Disse mais: "Os quatro presidentes aqui reunidos não farão nenhum gesto para que a integração sul-americana não dê certo." Como se essa integração como ele a imaginava já não tivesse ido a pique, substituída agora pelo bolivarianismo chavista, cada vez mais espaçoso e ditando cada vez mais os rumos das relações entre os países sul-americanos. Quando Lula afirma, por exemplo, que é imperioso mostrar ao mundo uma unidade de propósitos para transmitir aos investidores estrangeiros "que não queremos continuar sendo um continente eternamente pobre", nada mais faz se não endossar a retórica do confronto com o "imperialismo americano" que Chávez leva aos quatro cantos do mundo, espantando esses mesmos investidores.

Agora, o venezuelano pretende se apresentar à União Européia, em Viena, na próxima semana, como líder e porta-voz de um bloco de nações com as quais teria de negociar nos termos por ele fixados, com o apoio tácito que lhe proporciona o presidente brasileiro, numa demonstração de irresponsabilidade que entrará para a história. Em nome de uma miragem, Lula parece ter abdicado de defender o interesse nacional. Em Puerto Iguazú, foi um acanhado ator coadjuvante no espetáculo roubado pelo "astro" Hugo Chávez. Até o presidente Néstor Kirchner, com todo o seu ar costumeiro de quem estava passando, ouviu vozes e resolveu entrar, defende o interesse argentino com mais determinação - e arranca do brasileiro toda sorte de concessões, mantendo inclinada para o seu lado a balança das relações bilaterais.

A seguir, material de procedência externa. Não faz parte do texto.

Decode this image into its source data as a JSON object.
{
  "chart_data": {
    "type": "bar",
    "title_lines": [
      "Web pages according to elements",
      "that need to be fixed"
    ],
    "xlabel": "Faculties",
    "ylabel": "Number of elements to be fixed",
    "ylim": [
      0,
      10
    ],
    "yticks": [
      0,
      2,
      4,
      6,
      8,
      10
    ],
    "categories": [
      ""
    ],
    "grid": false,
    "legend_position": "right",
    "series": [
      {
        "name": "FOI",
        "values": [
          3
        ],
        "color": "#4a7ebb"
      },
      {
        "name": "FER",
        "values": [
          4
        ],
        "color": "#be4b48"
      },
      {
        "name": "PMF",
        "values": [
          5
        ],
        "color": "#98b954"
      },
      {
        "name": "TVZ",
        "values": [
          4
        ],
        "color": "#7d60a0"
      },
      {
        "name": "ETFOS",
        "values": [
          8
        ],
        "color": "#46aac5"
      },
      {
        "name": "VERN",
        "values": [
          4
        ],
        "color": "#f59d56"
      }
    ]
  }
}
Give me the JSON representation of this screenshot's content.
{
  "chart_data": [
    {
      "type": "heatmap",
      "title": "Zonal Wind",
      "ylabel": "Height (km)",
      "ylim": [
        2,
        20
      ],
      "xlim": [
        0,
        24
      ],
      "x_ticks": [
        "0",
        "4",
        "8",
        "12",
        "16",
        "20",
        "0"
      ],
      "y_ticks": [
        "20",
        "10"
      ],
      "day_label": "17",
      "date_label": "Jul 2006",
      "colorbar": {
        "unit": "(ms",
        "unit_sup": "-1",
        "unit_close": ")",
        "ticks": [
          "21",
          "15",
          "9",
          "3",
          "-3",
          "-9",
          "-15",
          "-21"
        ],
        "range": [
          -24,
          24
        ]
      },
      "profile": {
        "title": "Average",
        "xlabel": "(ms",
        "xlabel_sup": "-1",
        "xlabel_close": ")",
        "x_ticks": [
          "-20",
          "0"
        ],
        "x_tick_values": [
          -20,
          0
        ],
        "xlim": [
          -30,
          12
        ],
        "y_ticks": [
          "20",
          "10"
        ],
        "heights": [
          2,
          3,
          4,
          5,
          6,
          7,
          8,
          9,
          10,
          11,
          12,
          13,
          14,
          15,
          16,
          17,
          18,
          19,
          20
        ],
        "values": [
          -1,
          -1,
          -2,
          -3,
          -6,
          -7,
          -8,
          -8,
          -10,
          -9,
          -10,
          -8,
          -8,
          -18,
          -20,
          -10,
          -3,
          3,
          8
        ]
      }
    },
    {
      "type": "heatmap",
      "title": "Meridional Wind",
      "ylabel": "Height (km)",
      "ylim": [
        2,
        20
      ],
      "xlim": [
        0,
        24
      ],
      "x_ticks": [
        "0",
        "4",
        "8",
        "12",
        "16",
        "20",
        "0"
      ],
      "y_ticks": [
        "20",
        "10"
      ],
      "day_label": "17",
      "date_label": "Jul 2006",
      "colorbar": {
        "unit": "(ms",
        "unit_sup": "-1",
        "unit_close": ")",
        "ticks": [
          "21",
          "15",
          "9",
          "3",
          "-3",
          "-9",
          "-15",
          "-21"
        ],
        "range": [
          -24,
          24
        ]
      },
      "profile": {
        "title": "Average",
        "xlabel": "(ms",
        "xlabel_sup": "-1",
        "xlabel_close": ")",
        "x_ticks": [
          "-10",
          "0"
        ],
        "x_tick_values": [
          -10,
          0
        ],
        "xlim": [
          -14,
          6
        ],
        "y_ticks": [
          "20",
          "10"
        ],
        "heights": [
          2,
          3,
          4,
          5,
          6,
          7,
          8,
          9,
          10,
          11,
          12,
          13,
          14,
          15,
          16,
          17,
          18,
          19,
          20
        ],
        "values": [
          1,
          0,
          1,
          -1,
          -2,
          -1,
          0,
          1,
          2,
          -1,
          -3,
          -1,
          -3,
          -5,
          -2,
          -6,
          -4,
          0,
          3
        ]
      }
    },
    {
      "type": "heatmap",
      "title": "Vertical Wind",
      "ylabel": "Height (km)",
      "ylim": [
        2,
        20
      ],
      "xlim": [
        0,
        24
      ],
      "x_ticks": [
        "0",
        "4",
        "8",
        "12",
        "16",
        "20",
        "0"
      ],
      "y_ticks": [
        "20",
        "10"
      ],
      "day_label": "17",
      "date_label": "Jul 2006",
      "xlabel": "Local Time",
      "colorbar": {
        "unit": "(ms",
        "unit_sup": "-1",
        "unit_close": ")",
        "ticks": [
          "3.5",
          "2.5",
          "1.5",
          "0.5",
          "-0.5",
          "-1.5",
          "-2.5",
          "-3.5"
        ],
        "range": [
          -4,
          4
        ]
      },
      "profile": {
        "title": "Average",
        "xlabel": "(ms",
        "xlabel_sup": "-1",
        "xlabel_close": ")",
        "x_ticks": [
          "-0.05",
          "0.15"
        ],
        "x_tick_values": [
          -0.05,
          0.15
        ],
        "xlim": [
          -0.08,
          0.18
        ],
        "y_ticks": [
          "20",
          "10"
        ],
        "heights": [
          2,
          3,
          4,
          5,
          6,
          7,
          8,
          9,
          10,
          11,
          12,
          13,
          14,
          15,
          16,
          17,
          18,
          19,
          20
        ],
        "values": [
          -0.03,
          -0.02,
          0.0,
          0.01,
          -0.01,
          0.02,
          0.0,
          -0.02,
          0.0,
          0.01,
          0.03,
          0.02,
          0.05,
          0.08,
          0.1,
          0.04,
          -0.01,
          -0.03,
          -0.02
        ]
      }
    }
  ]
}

O comportamento de Lula na arena internacional deixa perplexos todos quantos conhecem, muitas vezes por experiência própria, a tradicional forma de agir dos líderes e diplomatas brasileiros em situações de conflito, mesmo com nações que jogam na primeira divisão do mundo. Nem o menor vestígio dessa tradição de firmeza sem bravatas na passividade de Lula diante de um país cujo PIB não chegaria nem aos parcos US$ 9,8 bilhões não fossem as vendas de gás para o Brasil. No caso, a diplomacia lulista "é uma mistura de discurso ingênuo e ideológico com uma reação titubeante, timorata", define o ex-embaixador brasileiro em Buenos Aires Sebastião do Rego Barros Neto, também ex-diretor-geral da Agência Nacional de Petróleo (ANP). Não há, infelizmente, como discordar de sua avaliação.

Aliás, ontem foi a vez do embaixador Rubens Ricúpero engrossar a lista de respeitados diplomatas brasileiros que condenam o comportamento do governo nesse episódio. Para Ricúpero, o ato de Morales foi de expropriação da Petrobrás e a obrigação do governo brasileiro é de, no mínimo, acionar os mecanismos jurídicos em defesa dos seus direitos.